Najpierw usunięta została tablica upamiętniająca ofiary greckiej wojny domowej, które zmarły w tajnym szpitalu w Dziwnowie. Teraz okazuje się, że IPN bierze zdekomunizował tamtejszych saperów. O sprawie po raz kolejny informuje Gazeta Wyborcza.

– Zaczęło się od tych dwóch rosyjskich nazwisk saperów [Mikołaja Slobodianuka oraz Szymona Werstakowa – przyp. az], jakby śmierć na minie mogła być lepsza lub gorsza – mówi żołnierz służący w dziwnowskiej jednostce. – Potem okazało się, że ludziom z IPN nie podoba się cała tablica. A przecież to miejsce, pod którym odbywają się uroczystości. Powstała już w nowej Polsce, a nie PRL. Nie rozumiem, jak może podpadać pod ustawę usuwającą ślady komunizmu.

Dlaczego także tablica saperów, powstała już w wolnej Polsce, podpada pod ustawę mającą usuwać z przestrzeni publicznej resztki symboli komunizmu? Wyborcza zwróciła się z tym pytaniem do Jednostki Wojskowej ale armia, po sprawie „greckiej”, nabrała wody w usta. Rzecznik prasowy dziwnowskiej jednostki, napisał nam tylko: „Na terenie jednostki wojskowej w Dziwnowie znajdują się dwa pomniki, których tablice zgodnie z opinią IPN naruszają zapisy ustawy (…). Po dostosowaniu napisów na tablicach do zgodności z ustawą, zostaną z powrotem zawieszone na swoim miejscu”.

Jak czytamy w Gazecie Wyborczej IPN informuje, że „tak skonstruowana tablica upamiętnia nie tyko dzieje jednostki w okresie II wojny światowej, ale również okres późniejszy, czyli działalność jednostki w ramach tzw. „ludowego” Wojska Polskiego.
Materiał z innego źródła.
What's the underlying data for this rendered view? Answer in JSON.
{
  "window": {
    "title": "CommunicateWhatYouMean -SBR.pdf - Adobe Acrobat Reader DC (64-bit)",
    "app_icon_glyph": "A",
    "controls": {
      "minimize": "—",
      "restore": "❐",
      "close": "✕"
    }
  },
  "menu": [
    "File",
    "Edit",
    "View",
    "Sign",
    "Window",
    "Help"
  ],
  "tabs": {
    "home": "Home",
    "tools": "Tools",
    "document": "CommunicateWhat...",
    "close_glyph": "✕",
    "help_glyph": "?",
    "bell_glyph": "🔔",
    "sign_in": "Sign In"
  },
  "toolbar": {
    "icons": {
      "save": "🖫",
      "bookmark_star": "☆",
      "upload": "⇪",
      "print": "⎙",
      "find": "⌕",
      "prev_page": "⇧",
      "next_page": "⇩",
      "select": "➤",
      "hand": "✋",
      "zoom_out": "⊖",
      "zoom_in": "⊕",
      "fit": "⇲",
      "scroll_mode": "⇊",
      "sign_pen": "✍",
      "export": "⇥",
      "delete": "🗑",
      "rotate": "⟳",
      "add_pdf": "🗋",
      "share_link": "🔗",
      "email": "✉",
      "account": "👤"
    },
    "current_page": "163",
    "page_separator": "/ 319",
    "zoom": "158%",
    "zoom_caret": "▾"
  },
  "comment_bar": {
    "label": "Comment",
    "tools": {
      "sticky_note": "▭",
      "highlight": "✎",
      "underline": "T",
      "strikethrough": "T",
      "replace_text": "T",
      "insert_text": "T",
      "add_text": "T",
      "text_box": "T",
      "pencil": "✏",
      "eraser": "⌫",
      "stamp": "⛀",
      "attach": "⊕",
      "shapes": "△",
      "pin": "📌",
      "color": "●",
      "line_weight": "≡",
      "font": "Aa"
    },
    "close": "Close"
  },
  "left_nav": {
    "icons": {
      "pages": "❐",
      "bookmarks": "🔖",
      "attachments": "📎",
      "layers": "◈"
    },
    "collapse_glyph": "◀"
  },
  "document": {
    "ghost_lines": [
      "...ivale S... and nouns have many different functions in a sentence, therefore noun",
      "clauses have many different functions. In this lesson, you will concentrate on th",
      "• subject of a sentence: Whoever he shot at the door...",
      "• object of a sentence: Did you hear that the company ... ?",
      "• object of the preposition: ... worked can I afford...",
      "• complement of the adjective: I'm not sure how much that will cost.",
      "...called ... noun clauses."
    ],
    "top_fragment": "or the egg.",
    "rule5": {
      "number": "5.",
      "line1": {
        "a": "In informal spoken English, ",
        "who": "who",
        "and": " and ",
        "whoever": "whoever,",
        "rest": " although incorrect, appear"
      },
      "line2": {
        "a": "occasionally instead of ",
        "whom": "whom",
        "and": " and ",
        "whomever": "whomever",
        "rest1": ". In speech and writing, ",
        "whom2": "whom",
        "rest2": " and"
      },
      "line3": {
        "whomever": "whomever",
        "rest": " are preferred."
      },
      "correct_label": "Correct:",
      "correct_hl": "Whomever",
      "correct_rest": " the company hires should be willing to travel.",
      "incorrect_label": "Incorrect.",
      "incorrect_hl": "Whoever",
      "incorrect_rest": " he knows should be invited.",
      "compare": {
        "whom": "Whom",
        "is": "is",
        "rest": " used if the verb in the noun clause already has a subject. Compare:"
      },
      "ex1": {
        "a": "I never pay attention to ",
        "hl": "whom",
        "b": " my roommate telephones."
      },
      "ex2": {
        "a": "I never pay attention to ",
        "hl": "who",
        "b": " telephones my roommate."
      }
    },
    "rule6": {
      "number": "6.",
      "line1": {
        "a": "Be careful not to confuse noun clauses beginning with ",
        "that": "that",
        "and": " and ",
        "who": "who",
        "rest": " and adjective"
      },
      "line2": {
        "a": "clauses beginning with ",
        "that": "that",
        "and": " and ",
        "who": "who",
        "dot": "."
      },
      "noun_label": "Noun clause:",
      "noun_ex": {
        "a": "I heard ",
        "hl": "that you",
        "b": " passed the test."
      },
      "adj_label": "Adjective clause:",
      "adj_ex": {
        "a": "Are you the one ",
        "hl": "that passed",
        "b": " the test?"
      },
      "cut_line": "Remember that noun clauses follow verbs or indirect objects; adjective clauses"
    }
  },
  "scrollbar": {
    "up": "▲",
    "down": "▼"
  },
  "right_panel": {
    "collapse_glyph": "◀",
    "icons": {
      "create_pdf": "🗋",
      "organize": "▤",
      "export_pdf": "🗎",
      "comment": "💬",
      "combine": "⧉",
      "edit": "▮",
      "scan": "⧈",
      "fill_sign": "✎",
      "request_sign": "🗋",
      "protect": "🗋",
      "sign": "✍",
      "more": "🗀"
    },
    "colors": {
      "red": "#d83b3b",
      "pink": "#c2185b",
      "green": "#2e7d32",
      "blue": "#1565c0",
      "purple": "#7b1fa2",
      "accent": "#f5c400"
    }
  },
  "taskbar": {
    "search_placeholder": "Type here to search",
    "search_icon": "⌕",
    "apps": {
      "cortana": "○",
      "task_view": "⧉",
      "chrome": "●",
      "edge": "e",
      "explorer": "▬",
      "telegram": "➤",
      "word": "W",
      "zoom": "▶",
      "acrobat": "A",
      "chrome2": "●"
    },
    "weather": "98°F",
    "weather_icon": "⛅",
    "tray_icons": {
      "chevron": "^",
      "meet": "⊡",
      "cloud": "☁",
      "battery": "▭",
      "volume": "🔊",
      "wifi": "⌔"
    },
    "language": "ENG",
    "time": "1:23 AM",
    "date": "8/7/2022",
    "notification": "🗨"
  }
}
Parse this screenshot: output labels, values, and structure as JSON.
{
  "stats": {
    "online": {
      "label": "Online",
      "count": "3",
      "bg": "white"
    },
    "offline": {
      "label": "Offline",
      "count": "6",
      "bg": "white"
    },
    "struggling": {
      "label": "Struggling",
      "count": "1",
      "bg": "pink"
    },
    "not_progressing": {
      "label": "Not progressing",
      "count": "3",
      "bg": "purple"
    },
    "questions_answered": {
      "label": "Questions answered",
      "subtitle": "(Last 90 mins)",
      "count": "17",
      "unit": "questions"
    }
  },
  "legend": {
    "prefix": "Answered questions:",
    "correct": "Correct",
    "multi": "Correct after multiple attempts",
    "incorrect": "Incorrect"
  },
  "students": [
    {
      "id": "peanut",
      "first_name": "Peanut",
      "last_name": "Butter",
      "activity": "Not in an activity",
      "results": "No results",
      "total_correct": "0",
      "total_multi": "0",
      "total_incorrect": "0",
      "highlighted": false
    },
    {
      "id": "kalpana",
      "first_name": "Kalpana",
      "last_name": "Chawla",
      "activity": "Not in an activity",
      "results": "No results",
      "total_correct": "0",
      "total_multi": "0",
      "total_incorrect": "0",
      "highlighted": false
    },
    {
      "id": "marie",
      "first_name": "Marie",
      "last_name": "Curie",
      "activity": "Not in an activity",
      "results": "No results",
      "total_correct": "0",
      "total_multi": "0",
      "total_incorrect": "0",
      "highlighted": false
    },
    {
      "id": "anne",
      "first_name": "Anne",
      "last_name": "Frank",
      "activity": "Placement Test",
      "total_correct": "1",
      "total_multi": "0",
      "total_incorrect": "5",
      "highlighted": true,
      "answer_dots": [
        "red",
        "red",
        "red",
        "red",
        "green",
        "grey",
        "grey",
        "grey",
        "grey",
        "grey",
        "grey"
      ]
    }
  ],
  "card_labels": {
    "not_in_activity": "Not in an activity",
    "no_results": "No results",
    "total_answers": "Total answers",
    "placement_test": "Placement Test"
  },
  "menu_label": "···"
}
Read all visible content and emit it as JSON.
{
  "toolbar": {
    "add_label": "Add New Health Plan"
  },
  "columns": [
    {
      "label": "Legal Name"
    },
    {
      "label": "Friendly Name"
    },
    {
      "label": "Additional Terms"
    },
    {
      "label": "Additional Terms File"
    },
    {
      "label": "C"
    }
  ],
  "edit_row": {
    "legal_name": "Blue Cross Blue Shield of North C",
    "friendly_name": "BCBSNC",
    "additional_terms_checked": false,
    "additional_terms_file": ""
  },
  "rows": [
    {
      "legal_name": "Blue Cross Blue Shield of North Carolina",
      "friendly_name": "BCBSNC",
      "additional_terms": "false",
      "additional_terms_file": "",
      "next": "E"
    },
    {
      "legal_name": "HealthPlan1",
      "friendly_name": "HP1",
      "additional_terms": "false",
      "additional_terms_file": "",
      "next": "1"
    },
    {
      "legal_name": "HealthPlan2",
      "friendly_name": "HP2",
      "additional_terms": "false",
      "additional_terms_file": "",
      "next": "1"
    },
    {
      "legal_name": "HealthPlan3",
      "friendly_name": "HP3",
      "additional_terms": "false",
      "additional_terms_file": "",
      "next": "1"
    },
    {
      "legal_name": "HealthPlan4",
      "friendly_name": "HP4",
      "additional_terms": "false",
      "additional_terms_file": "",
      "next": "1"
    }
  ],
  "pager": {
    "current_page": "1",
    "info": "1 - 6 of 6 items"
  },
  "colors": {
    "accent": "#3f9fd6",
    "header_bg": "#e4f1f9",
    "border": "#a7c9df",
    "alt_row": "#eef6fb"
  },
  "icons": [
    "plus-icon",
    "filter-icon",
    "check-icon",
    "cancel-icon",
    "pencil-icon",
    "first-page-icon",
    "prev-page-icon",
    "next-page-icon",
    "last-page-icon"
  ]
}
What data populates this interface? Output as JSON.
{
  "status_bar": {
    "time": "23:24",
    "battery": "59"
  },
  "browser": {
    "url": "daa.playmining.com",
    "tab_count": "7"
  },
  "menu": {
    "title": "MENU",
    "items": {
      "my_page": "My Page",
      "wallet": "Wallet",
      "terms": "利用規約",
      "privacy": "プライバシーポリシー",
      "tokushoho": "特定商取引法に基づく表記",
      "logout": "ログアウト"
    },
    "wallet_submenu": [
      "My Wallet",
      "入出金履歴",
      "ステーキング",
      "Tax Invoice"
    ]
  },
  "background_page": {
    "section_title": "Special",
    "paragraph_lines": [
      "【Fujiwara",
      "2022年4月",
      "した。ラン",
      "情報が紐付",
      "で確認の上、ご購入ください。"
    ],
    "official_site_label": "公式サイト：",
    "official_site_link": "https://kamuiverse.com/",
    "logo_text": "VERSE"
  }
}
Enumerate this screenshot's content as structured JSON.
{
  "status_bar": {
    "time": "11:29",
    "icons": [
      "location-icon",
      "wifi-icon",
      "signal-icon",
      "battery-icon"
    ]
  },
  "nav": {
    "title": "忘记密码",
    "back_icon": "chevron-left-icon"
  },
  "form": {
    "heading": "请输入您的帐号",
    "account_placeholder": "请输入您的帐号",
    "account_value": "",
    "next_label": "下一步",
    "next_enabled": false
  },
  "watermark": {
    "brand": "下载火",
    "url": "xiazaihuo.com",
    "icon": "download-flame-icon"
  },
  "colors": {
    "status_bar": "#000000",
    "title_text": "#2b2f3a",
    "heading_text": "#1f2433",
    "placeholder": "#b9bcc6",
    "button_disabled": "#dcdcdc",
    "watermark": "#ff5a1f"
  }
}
IPN przypomina oczywisty fakt, iż „armia była podporą systemu zniewolenia komunistycznego Narodu Polskiego i trzymania go w sferze wpływów ZSRR”. Rzecznik IPN Adam Lewandowski przypomina niechlubną historię „Ludowego Wojska Polskiego” i pisze: „Najbardziej wyrazistymi przejawami upolitycznienia armii i uczynienia jej powolnym narzędziem w rękach partii przeciwko społeczeństwu było wysyłanie jednostek „ludowego” Wojska Polskiego do walki przeciw podziemiu niepodległościowemu w latach 40-tych i 50-tych ubiegłego wieku, ich udział w tłumieniu Powstania Poznańskiego w 1956 r., czy protestów robotniczych na Wybrzeżu w roku 1970, uczestniczenie w sowieckiej inwazji na Czechosłowację w 1968 r., a także skierowane ich przeciw polskiemu społeczeństwu w roku 1981”. IPN zauważa także, że „na tablicy upamiętniono ponadto oficerów Armii Czerwonej, oddelegowanych do jednostki przez dowództwo sowieckie, czyli por. Mikołaja Slobodianuka oraz ppor. Szymona Werstakowa”. Instytut proponuje „umieszczenie nowej tablicy, która upamiętni zwykłych saperów poległych w czasie II wojny światowej oraz w okresie rozminowywania kraju”.